Our ancestor was one of them. His journey was not the byproduct of royal scandal but of the ordinary push and pull of migration, opportunity, and survival.
A Story of Authentic Roots
For me, the shift from “royal bastard” to “Lanarkshire tenant” is not a loss—it is a gain. The story is no longer about imagined grandeur but about real people in real places: a small parish on the Clyde, a cluster of families who shared a surname and a bloodline, and the decisions that carried one of them across the Atlantic.
In embracing the identity of the old Stuarts, I feel closer to the truth of my family’s past. And perhaps that is the real gift of DNA research: not to inflate legends, but to illuminate the lives of those who came before us, however ordinary or humble they might have seemed.
Conclusion
The DNA evidence is clear:
- My line belongs to haplogroup R-F15363, a child of R-FGC37152, split around 1650.

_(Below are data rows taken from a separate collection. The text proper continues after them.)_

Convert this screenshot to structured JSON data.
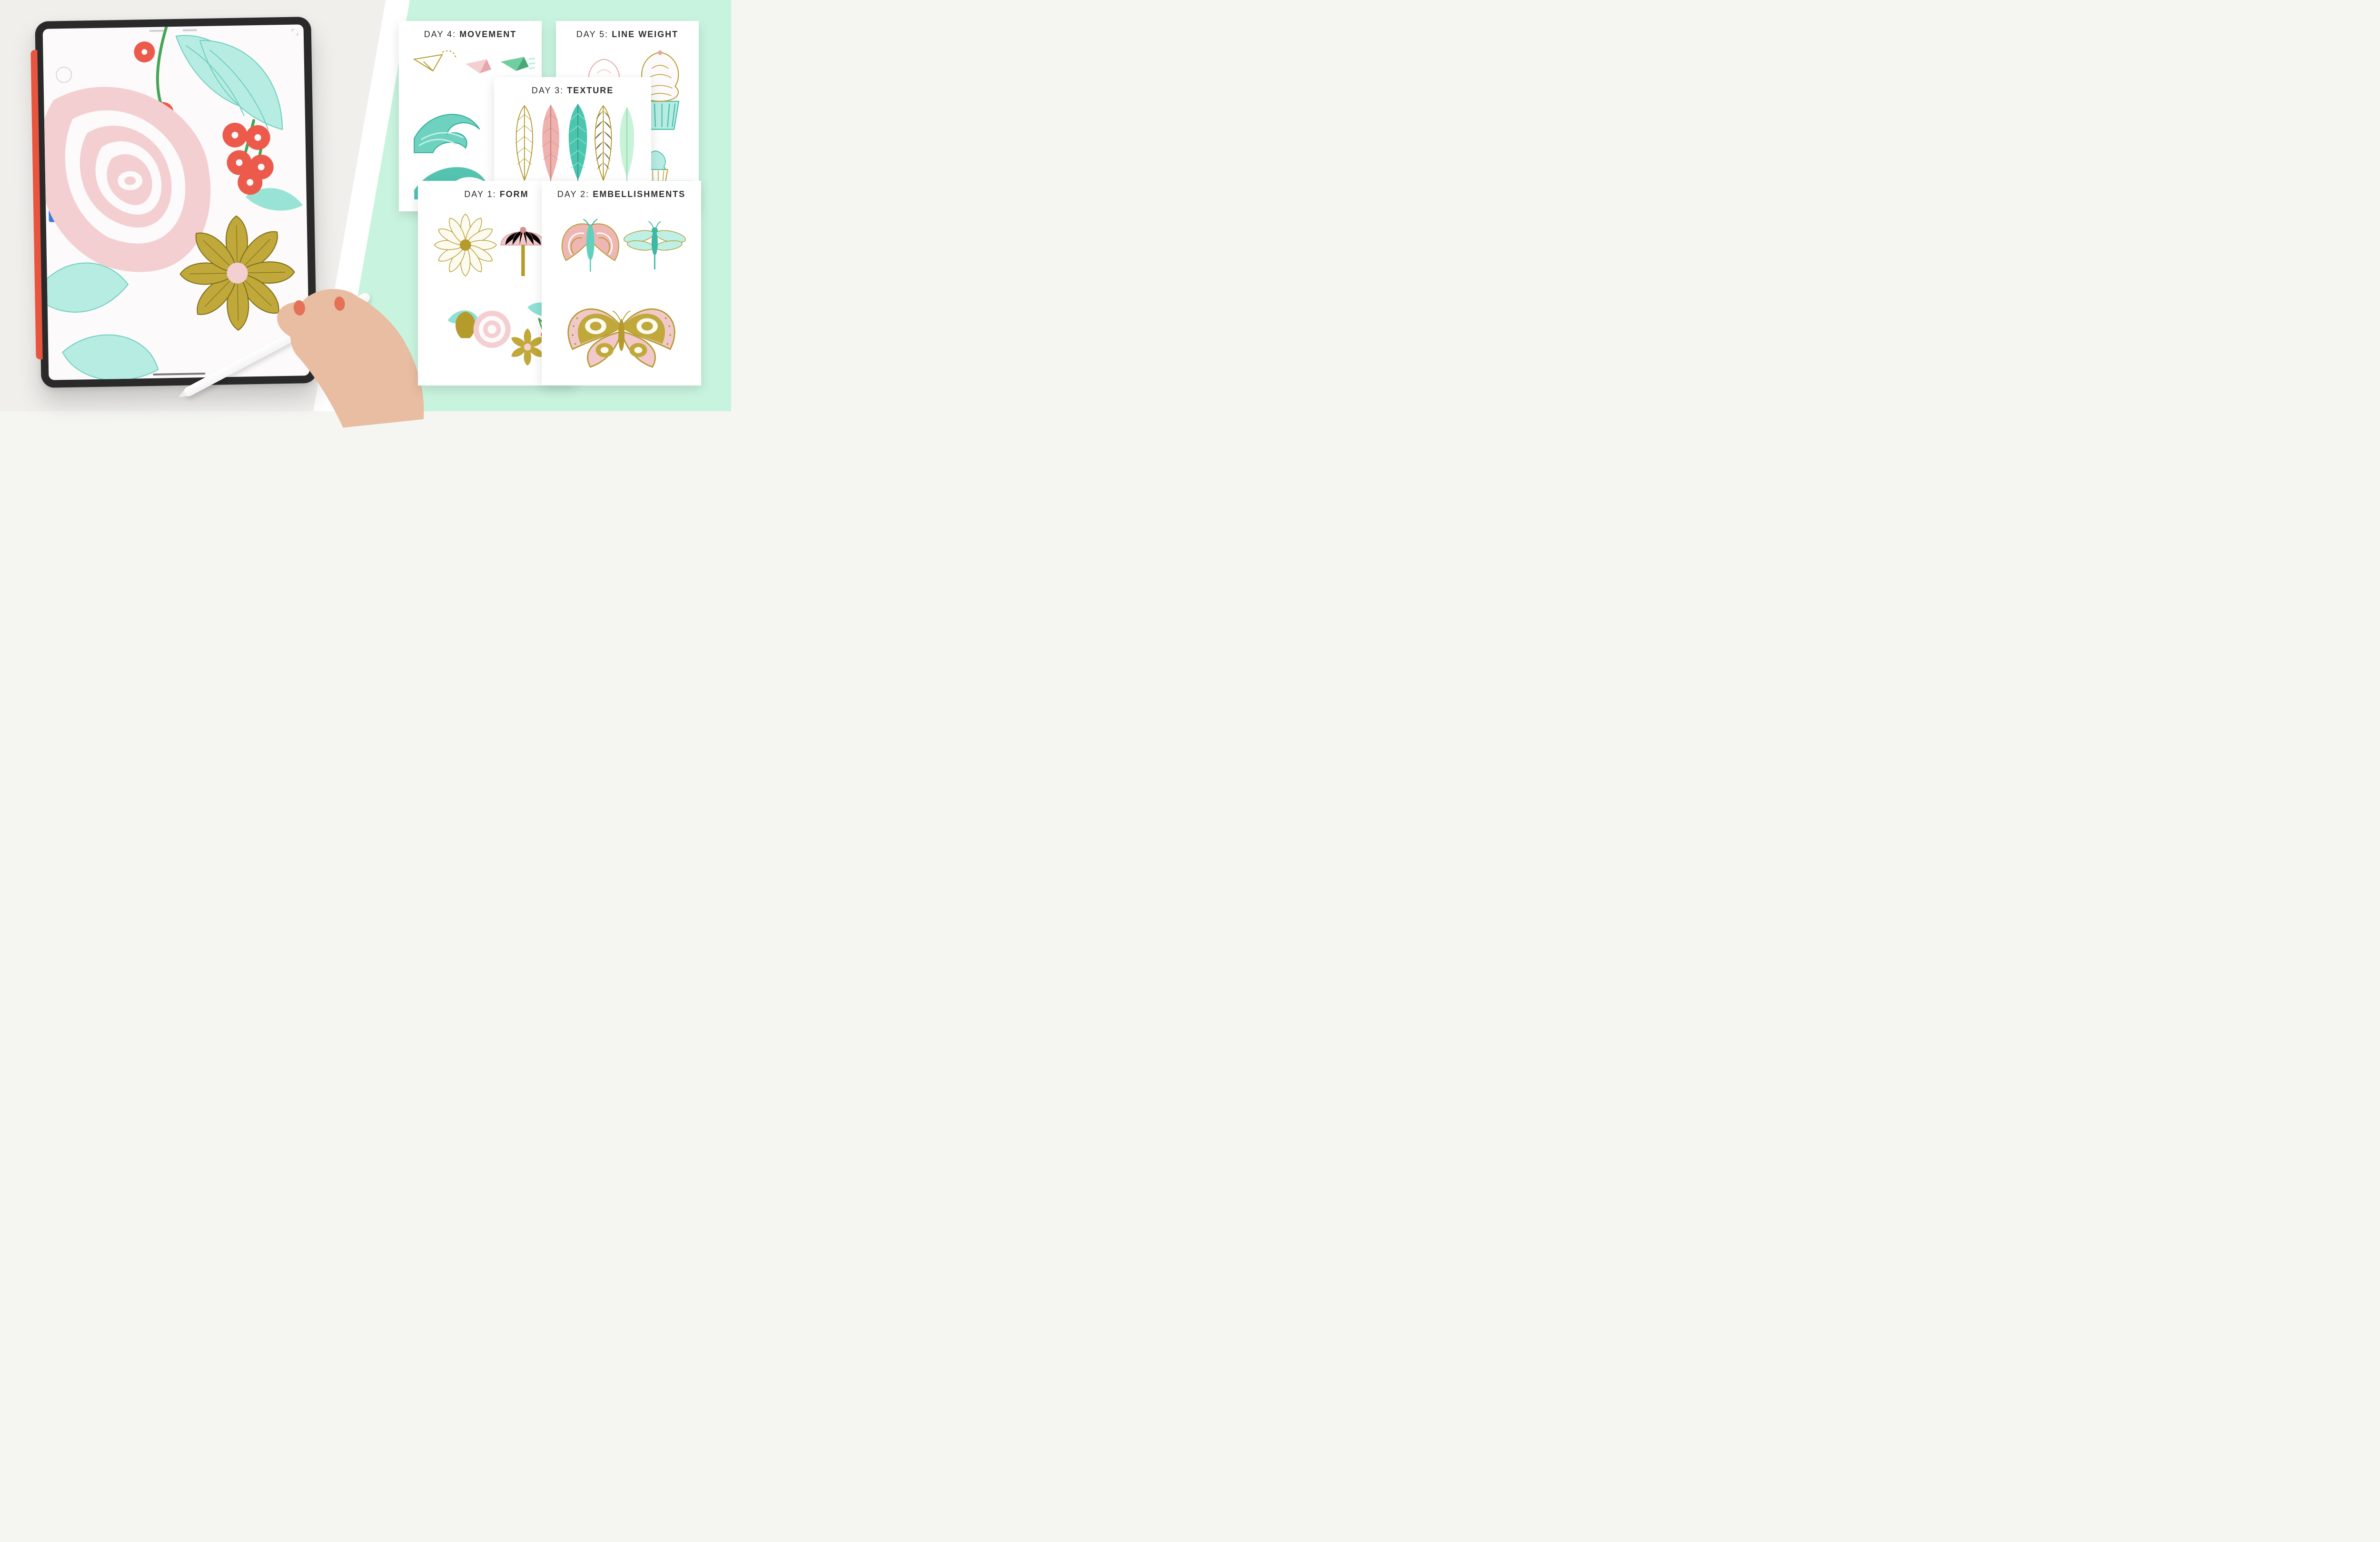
{
  "palette": {
    "mint_bg": "#c8f4df",
    "cream_bg": "#f0efec",
    "rose": "#f2c9cb",
    "rose_dk": "#e6a7ac",
    "olive": "#b59a2c",
    "olive_lt": "#cbb655",
    "teal": "#8fe0d5",
    "teal_dk": "#3db8a5",
    "coral": "#eb5a4a",
    "green_leaf": "#44a554",
    "ink": "#2d2d2d",
    "ipad_frame": "#2a2a2b",
    "ipad_case": "#e9543e",
    "accent_blue": "#3b79e0"
  },
  "tablet": {
    "device": "iPad Pro",
    "accessory": "Apple Pencil",
    "app_hint": "drawing app",
    "canvas_subject": "floral bouquet illustration"
  },
  "cards": {
    "day4": {
      "prefix": "DAY 4:",
      "keyword": "MOVEMENT"
    },
    "day5": {
      "prefix": "DAY 5:",
      "keyword": "LINE WEIGHT"
    },
    "day3": {
      "prefix": "DAY 3:",
      "keyword": "TEXTURE"
    },
    "day1": {
      "prefix": "DAY 1:",
      "keyword": "FORM"
    },
    "day2": {
      "prefix": "DAY 2:",
      "keyword": "EMBELLISHMENTS"
    }
  }
}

- The closest connections are to the Stewarts of Dalserf, Scotland, a small parish where all the Stewarts were likely kin.
- This means my immigrant ancestor came from Dalserf and could not have been the illegitimate child of the Duke of Berwick.
The family myth of royal descent has now been set aside. In its place, we have something richer: a story of belonging to the old Stuarts, the resilient and unheralded Scots whose descendants carried their name into new lands and new lives.